A Million GPUs and Counting
The headline number is staggering: over one million NVIDIA GPUs deployed across AWS regions starting in 2026. The commitment makes AWS one of the largest single customers for NVIDIA's AI accelerators and positions Amazon's cloud division to capture a growing share of enterprise AI workloads that require massive compute.
The deployment spans multiple NVIDIA GPU generations. Notably, AWS will be the first major cloud provider to offer NVIDIA RTX PRO 4500 Blackwell Server Edition GPUs on Amazon EC2, giving developers access to the latest Blackwell architecture for inference and training workloads.
Nemotron Models Come to Bedrock
Beyond hardware, the partnership brings NVIDIA's open AI models directly into Amazon's managed AI platform. NVIDIA Nemotron 3 Super — a hybrid mixture-of-experts model with 120 billion total parameters but only 12 billion active per forward pass — is coming to Amazon Bedrock. The model is designed for complex multi-agent workloads including software development, cybersecurity triaging, and extended reasoning tasks.
The smaller Nemotron 3 Nano is already available on Amazon Bedrock, and is also available separately within Salesforce Agentforce on NVIDIA's own infrastructure. Critically, developers will soon be able to fine-tune Nemotron models directly on Bedrock using reinforcement fine-tuning, lowering the barrier to customizing open models for enterprise-specific use cases.

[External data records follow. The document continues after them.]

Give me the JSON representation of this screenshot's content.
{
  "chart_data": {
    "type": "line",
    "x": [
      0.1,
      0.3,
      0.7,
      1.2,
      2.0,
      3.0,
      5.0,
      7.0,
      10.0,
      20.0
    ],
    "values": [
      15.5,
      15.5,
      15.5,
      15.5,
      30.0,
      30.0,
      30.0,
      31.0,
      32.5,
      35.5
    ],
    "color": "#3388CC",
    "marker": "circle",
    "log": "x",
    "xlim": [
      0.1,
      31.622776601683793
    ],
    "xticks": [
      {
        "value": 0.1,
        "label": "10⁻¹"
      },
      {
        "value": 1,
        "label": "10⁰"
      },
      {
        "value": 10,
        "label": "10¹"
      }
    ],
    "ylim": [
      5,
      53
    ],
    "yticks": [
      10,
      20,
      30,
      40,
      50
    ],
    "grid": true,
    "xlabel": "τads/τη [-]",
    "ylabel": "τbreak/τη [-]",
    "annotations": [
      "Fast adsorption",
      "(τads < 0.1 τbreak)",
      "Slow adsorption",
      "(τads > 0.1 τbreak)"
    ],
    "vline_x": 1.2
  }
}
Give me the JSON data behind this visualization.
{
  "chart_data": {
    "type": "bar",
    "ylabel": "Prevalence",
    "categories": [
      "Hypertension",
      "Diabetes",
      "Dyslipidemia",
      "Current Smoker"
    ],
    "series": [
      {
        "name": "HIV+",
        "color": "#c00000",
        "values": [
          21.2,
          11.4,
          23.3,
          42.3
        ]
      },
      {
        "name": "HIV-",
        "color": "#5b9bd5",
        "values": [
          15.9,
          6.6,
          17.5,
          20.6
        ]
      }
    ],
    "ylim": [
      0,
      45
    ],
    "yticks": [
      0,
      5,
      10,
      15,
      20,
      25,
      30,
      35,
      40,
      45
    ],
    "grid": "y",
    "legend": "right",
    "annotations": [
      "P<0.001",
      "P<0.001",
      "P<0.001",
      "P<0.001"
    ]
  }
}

Infrastructure Innovations
The collaboration extends into infrastructure optimization. AWS is integrating NVIDIA NIXL for interconnect acceleration to support disaggregated large language model inference on its Elastic Fabric Adapter network. The companies also highlighted 3x faster Apache Spark performance using Amazon EMR on Elastic Kubernetes Service with EC2 G7e instances — a meaningful improvement for data engineering pipelines that feed AI workloads.
The Bigger Picture
This partnership fits within NVIDIA CEO Jensen Huang's broader GTC narrative about the "inference inflection" — the idea that AI has crossed the threshold where it can do productive work at scale, and the bottleneck is now infrastructure supply rather than model capability.
For enterprises evaluating where to run AI workloads, the AWS-NVIDIA expansion means more GPU availability, tighter model integration, and a clearer path from prototyping on managed services to production-scale deployment. As AI spending accelerates — industry analysts project total global AI spending to reach $2.5 trillion by the end of 2026, with AI infrastructure accounting for approximately $1.37 trillion of that total — partnerships of this scale will determine which cloud platforms capture the next wave of enterprise AI adoption.